Vozes que incomodam: por que defendo o Plebiscito Popular

 

Não é de hoje que ouço críticas — muitas vezes raivosas — sobre a proposta de um Plebiscito Popular no Brasil. Quando os movimentos sociais se organizam para consultar o povo diretamente, há sempre uma reação automática que questiona sua validade, sua “imparcialidade”, sua “legalidade”. Mas o que está por trás dessas reações é, na verdade, um medo profundo: o medo da participação popular real.

Falo aqui como alguém que acredita na democracia, não como um sistema de representação fria e distante, mas como um campo de disputa viva, onde o povo tem o direito — e o dever — de intervir nos rumos do país.

Quando vejo movimentos como o MST, as Frentes Brasil Popular e Povo Sem Medo, sindicatos, coletivos estudantis e organizações periféricas defendendo o plebiscito, vejo uma tentativa legítima de romper com a lógica elitista do poder político que, mesmo depois da redemocratização, continua excluindo milhões da tomada de decisão.

O que é, afinal, um plebiscito popular?

Não se trata de um instrumento oficial promovido pelo Estado. Trata-se de uma consulta organizada pela sociedade civil, que, mesmo sem força legal imediata, tem um enorme peso simbólico e político. Foi assim, por exemplo, com o Plebiscito Popular sobre a ALCA em 2002, quando quase 10 milhões de brasileiros disseram "não" à Área de Livre Comércio das Américas.

Hoje, a ideia ressurge com força para tratar de temas como:

  • A revogação das privatizações de setores estratégicos;
  • A taxação de grandes fortunas;
  • A reforma tributária justa;
  • A revogação da Reforma Trabalhista;
  • Fim da escala 6 x 1
  • E até o fim do orçamento secreto e da impunidade parlamentar.

Por que isso incomoda tanto?

O incômodo de ouvir o povo

O Plebiscito Popular parte do princípio de que a política não deve ser monopólio de Brasília.

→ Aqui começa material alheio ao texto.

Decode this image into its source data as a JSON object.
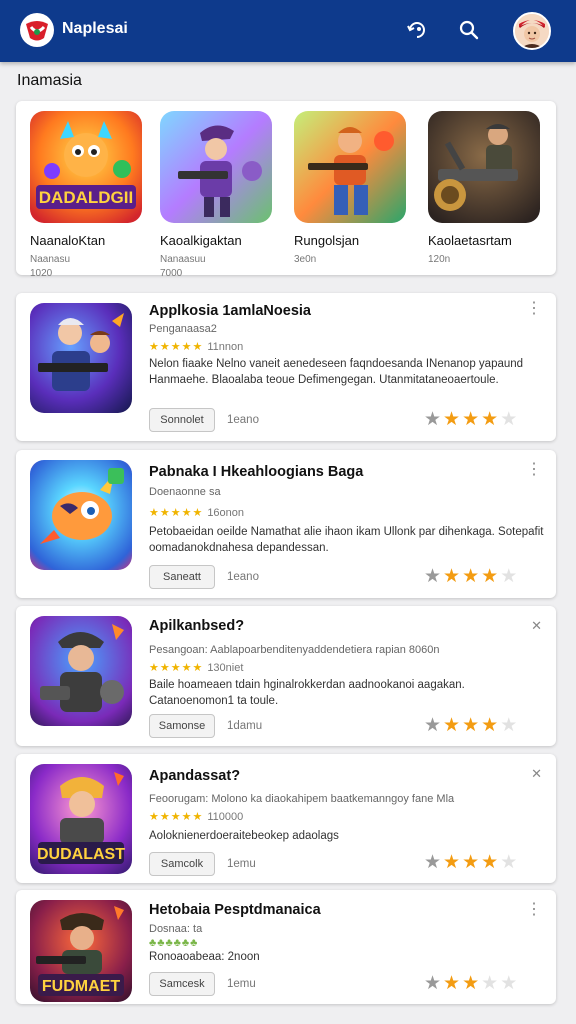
{
  "header": {
    "title": "Naplesai",
    "logo_icon": "brand-logo",
    "icons": [
      "refresh-icon",
      "search-icon",
      "avatar"
    ],
    "bg_color": "#0e3a8c"
  },
  "section": {
    "title": "Inamasia"
  },
  "featured": [
    {
      "name": "NaanaloKtan",
      "sub": "Naanasu",
      "count": "1020"
    },
    {
      "name": "Kaoalkigaktan",
      "sub": "Nanaasuu",
      "count": "7000"
    },
    {
      "name": "Rungolsjan",
      "sub": "3e0n",
      "count": ""
    },
    {
      "name": "Kaolaetasrtam",
      "sub": "120n",
      "count": ""
    }
  ],
  "apps": [
    {
      "title": "Applkosia 1amlaNoesia",
      "category": "Penganaasa2",
      "mini_stars": "★★★★★",
      "mini_count": "11nnon",
      "desc": "Nelon fiaake Nelno vaneit aenedeseen faqndoesanda INenanop yapaund Hanmaehe. Blaoalaba teoue Defimengegan. Utanmitataneoaertoule.",
      "button": "Sonnolet",
      "button_note": "1eano",
      "menu": "⋮",
      "rating": 3
    },
    {
      "title": "Pabnaka I Hkeahloogians Baga",
      "category": "Doenaonne sa",
      "mini_stars": "★★★★★",
      "mini_count": "16onon",
      "desc": "Petobaeidan oeilde Namathat alie ihaon ikam Ullonk par dihenkaga. Sotepafit oomadanokdnahesa depandessan.",
      "button": "Saneatt",
      "button_note": "1eano",
      "menu": "⋮",
      "rating": 3
    },
    {
      "title": "Apilkanbsed?",
      "category": "Pesangoan: Aablapoarbenditenyaddendetiera rapian 8060n",
      "mini_stars": "★★★★★",
      "mini_count": "130niet",
      "desc": "Baile hoameaen tdain hginalrokkerdan aadnookanoi aagakan. Catanoenomon1 ta toule.",
      "button": "Samonse",
      "button_note": "1damu",
      "menu": "✕",
      "rating": 3
    },
    {
      "title": "Apandassat?",
      "category": "Feoorugam: Molono ka diaokahipem baatkemanngoy fane Mla",
      "mini_stars": "★★★★★",
      "mini_count": "110000",
      "desc": "Aoloknienerdoeraitebeokep adaolags",
      "button": "Samcolk",
      "button_note": "1emu",
      "menu": "✕",
      "rating": 3
    },
    {
      "title": "Hetobaia Pesptdmanaica",
      "category": "Dosnaa: ta",
      "mini_stars": "♣♣♣♣♣♣",
      "mini_count": "",
      "desc": "Ronoaoabeaa: 2noon",
      "button": "Samcesk",
      "button_note": "1emu",
      "menu": "⋮",
      "rating": 2
    }
  ],
  "colors": {
    "star_gold": "#f39c12",
    "star_grey": "#999999",
    "star_empty": "#e2e2e2"
  }
}
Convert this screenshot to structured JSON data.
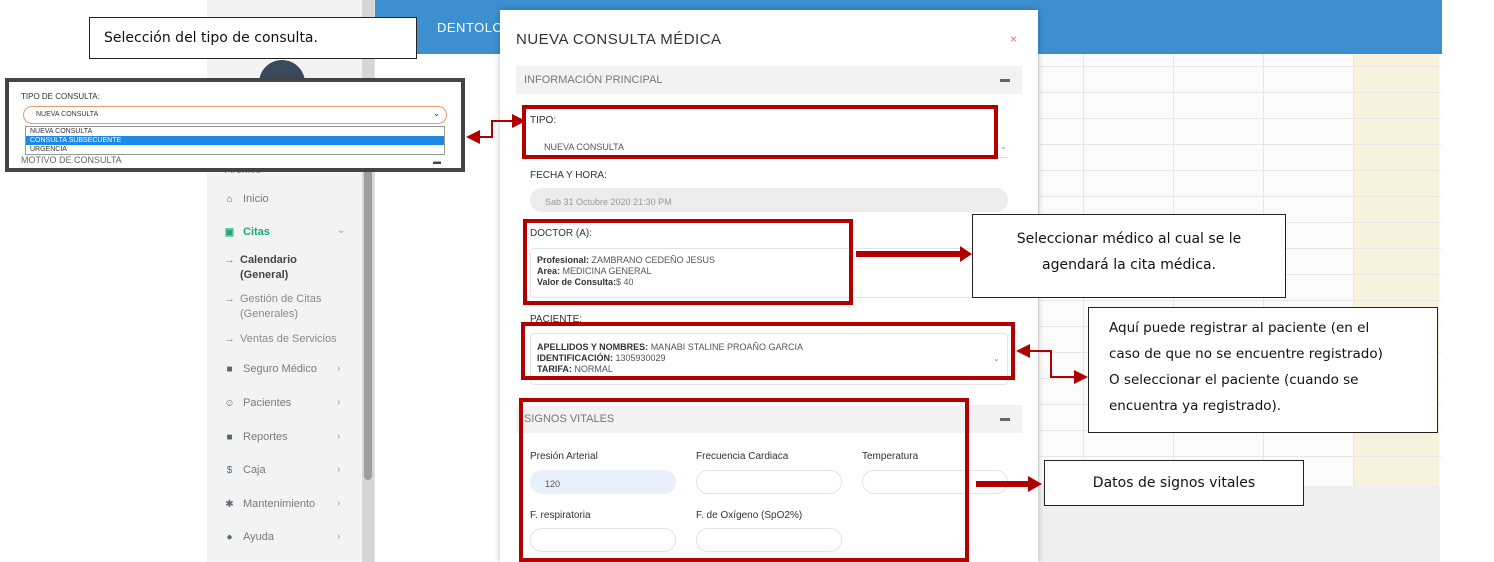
{
  "app": {
    "brand": "DENTOLO",
    "sidebar": {
      "heading": "Archivo",
      "items": [
        {
          "icon": "home-icon",
          "glyph": "⌂",
          "label": "Inicio",
          "active": false
        },
        {
          "icon": "calendar-icon",
          "glyph": "▣",
          "label": "Citas",
          "active": true
        },
        {
          "icon": "briefcase-icon",
          "glyph": "■",
          "label": "Seguro Médico",
          "active": false
        },
        {
          "icon": "users-icon",
          "glyph": "☺",
          "label": "Pacientes",
          "active": false
        },
        {
          "icon": "folder-icon",
          "glyph": "■",
          "label": "Reportes",
          "active": false
        },
        {
          "icon": "dollar-icon",
          "glyph": "$",
          "label": "Caja",
          "active": false
        },
        {
          "icon": "gear-icon",
          "glyph": "✱",
          "label": "Mantenimiento",
          "active": false
        },
        {
          "icon": "help-icon",
          "glyph": "●",
          "label": "Ayuda",
          "active": false
        }
      ],
      "sub_items": [
        {
          "label_1": "Calendario",
          "label_2": "(General)",
          "strong": true
        },
        {
          "label_1": "Gestión de Citas",
          "label_2": "(Generales)",
          "strong": false
        },
        {
          "label_1": "Ventas de Servicios",
          "label_2": "",
          "strong": false
        }
      ],
      "dash": "→",
      "chevron_down": "⌄",
      "chevron_right": "›"
    }
  },
  "modal": {
    "title": "NUEVA CONSULTA MÉDICA",
    "close": "×",
    "section_main": "INFORMACIÓN PRINCIPAL",
    "section_vitals": "SIGNOS VITALES",
    "comment_glyph": "▬",
    "tipo_label": "TIPO:",
    "tipo_value": "NUEVA CONSULTA",
    "fecha_label": "FECHA Y HORA:",
    "fecha_value": "Sab 31 Octubre 2020 21:30 PM",
    "doctor_label": "DOCTOR (A):",
    "doctor": {
      "profesional_key": "Profesional:",
      "profesional_val": " ZAMBRANO CEDEÑO JESUS",
      "area_key": "Area:",
      "area_val": " MEDICINA GENERAL",
      "valor_key": "Valor de Consulta:",
      "valor_val": "$ 40"
    },
    "paciente_label": "PACIENTE:",
    "paciente": {
      "nombres_key": "APELLIDOS Y NOMBRES:",
      "nombres_val": " MANABI STALINE PROAÑO GARCIA",
      "id_key": "IDENTIFICACIÓN:",
      "id_val": " 1305930029",
      "tarifa_key": "TARIFA:",
      "tarifa_val": " NORMAL"
    },
    "vitals": {
      "presion_label": "Presión Arterial",
      "presion_value": "120",
      "frecuencia_label": "Frecuencia Cardiaca",
      "temperatura_label": "Temperatura",
      "respiratoria_label": "F. respiratoria",
      "oxigeno_label": "F. de Oxígeno (SpO2%)"
    }
  },
  "inset": {
    "label": "TIPO DE CONSULTA:",
    "selected": "NUEVA CONSULTA",
    "options": [
      "NUEVA CONSULTA",
      "CONSULTA SUBSECUENTE",
      "URGENCIA"
    ],
    "highlighted_index": 1,
    "bg_text": "MOTIVO DE CONSULTA"
  },
  "callouts": {
    "tipo": "Selección del tipo de consulta.",
    "doctor_1": "Seleccionar médico al cual se le",
    "doctor_2": "agendará la cita médica.",
    "paciente_1": "Aquí puede registrar al paciente (en el",
    "paciente_2": "caso de que no se encuentre registrado)",
    "paciente_3": "O seleccionar el paciente (cuando se",
    "paciente_4": "encuentra ya registrado).",
    "vitales": "Datos de signos vitales"
  },
  "colors": {
    "annotation_red": "#b00000",
    "topbar_blue": "#3d8fcf",
    "active_green": "#19a974",
    "option_highlight": "#1e88e5"
  }
}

Isso por si só já desafia a lógica autoritária da política brasileira — uma política que, apesar do verniz democrático, ainda funciona como negócio de poucos.

Como sociólogo e cidadão, não posso ignorar que o sistema político no Brasil foi moldado para afastar o povo, e não para ouvi-lo. A representatividade é sequestrada por lobbies, corporações, igrejas, grupos econômicos. E quando a população tenta falar por si, é acusada de ser “manipulada”, “radical”, “iletrada”.

A crítica ao Plebiscito Popular não é técnica. É de classe. É o incômodo dos que se beneficiam de um sistema desigual sendo confrontados pela possibilidade de que os invisíveis falem.

Democracia viva é democracia participativa

Plebiscitos populares não são panaceias. Não substituem a institucionalidade, nem resolvem tudo. Mas são ferramentas pedagógicas e políticas de enorme poder. Ajudam a formar consciência coletiva, a articular territórios, a dar rosto e voz ao que normalmente é silenciado.

Quando os movimentos sociais defendem um plebiscito, não estão “brincando de eleição”. Estão dizendo: “nós também pensamos, também decidimos, também temos projeto de país.

E mais: estão assumindo uma ética da escuta e do encontro, indo para praças, feiras, escolas, assentamentos, quebradas, para ouvir — algo que o sistema eleitoral raramente faz fora do horário político.

Conclusão: entre o medo e a esperança

Sei que há quem veja o Plebiscito Popular como “utopia ingênua”. Mas talvez a ingenuidade maior seja achar que a democracia sobrevive sem o povo.

Vivemos uma crise global da representatividade. Os partidos tradicionais, em sua maioria, estão capturados por interesses econômicos. E o avanço da extrema direita mostra como o vazio deixado pela política institucional pode ser ocupado por projetos autoritários.

Defender o plebiscito popular, hoje, é defender a radicalização democrática. É acreditar que um outro Brasil é possível — mas só se construído com o povo, pelo povo, e não apenas em seu nome.

E se isso incomoda, é porque talvez esteja mesmo na direção certa.